At no point were the crusader states capable of combined action. Each made its own piecemeal truces with the Mamluks in the hope of temporary respite and usually on disadvantageous terms. When Acre tried to arrange a prisoner exchange with Baybars, both the Hospitallers and the Templars refused to participate because the Muslims they were holding were skilled craftsmen and too expensive to replace. Such actions earned them growing criticism from fellow Christians for selfishness and self-interest: “They ought to have made the exchange, for the sake of God and the deliverance of the poor Christian slaves,” was one critical verdict.4 They not infrequently made their own agreements with Baybars regarding territory they controlled around their inland castles, while the Frankish barons were capable of reckless bouts of destruction. All this served to broaden support for the State of the Turks, and further legitimize Baybars’s claim as Sunni sultan and liberator.
But the language of power spoke louder than the language of diplomacy.

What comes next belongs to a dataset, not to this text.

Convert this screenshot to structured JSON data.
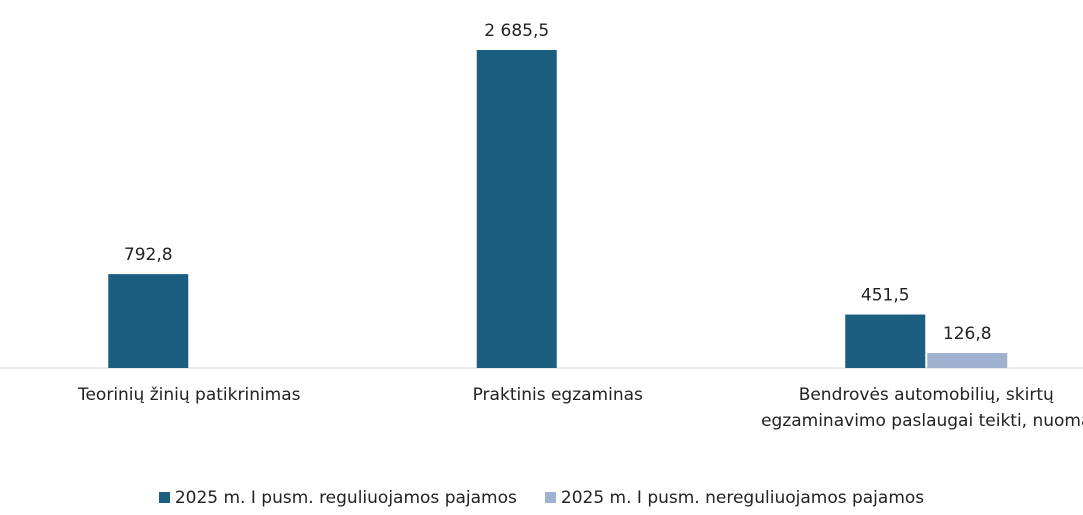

Baybars could pick and choose his terms. In 1267, he refused a truce with Acre while the grand master of the Hospitallers signed a humiliating ten-year agreement in return for nonaggression against their castles in Lebanon, with the sultan’s right to abrogate it whenever he wished. Truces with the Frankish states were frequently canceled by Baybars on grounds of minor technical infringements or simply uncorroborated assertions.

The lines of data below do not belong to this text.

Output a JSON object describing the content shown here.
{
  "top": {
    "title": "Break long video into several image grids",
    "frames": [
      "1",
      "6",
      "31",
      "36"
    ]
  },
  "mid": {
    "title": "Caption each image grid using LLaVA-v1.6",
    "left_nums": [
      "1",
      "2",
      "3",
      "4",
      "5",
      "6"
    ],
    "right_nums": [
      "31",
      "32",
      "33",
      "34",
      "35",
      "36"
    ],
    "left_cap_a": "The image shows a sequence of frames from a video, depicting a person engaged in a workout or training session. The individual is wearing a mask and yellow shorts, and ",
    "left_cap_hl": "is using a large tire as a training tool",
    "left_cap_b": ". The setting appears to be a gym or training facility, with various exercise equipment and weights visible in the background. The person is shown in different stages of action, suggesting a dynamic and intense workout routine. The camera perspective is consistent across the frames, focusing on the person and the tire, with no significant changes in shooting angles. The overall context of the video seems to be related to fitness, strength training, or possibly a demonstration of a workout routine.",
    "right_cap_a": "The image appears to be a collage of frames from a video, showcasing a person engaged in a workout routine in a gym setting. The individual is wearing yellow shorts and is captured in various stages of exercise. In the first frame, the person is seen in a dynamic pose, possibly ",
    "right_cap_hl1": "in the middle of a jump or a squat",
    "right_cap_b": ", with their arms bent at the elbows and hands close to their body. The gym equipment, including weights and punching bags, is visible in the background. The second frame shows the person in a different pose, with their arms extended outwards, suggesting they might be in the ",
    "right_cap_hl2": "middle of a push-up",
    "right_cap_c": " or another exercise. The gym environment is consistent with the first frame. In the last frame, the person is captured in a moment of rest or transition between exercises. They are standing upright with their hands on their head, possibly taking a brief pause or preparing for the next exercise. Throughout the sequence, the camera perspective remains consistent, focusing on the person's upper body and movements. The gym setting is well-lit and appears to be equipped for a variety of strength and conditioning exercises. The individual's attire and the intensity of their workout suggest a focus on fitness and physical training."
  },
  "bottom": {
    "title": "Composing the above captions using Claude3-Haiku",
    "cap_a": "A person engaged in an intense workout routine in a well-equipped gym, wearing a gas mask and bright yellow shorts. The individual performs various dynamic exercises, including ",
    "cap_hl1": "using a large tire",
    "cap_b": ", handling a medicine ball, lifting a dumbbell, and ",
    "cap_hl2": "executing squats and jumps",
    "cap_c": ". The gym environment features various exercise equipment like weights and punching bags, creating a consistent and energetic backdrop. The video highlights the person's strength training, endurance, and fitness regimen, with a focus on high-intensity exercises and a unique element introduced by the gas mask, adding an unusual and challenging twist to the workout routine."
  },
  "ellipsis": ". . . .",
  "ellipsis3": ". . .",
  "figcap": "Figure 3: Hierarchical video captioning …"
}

For Baybars, the Frankish settlements along the coasts of Palestine, Lebanon, and northern Syria were strategically significant. They threatened the direct route from Cairo to Damascus, and they occupied the best agricultural land. Dominance over the landscape was maintained by a chain of castles commanding the hills of Palestine, Lebanon, and northern Syria. From there, they controlled territory, though at no point did they constitute a coherent defensive system; rather, the territory was a patchwork of independent local fiefdoms owned by the military orders and Frankish barons. As crusader control of territory shrank with the campaigns of Saladin, so the importance of these castles grew. The disaster at Hattin had quenched any Frankish enthusiasm to take on the armies of Islam in extensive, open-field warfare. The thirteenth century saw the military orders, increasingly the only bodies with the resources, construct or remodel castles on a massive scale. They spent money and energy on sophisticated concentric fortifications and defensive features that exposed attackers to heavy counter-bombardment and slowed down the operations of their miners and siege engines. South of Acre, the Templars erected the near-impregnable redoubt of Chateau Pèlerin on a headland above the sea; the Teutonic Knights built their headquarters castle of Montfort, six hundred feet above a valley on an inaccessible bluff; in northern Syria, the Hospitallers remodeled Krak des Chevaliers after an earthquake into the most formidable bastion in all of Outremer. Such fortresses compensated for lack of manpower and allowed small garrisons to dominate landscapes and intimidate local populations and would-be attackers.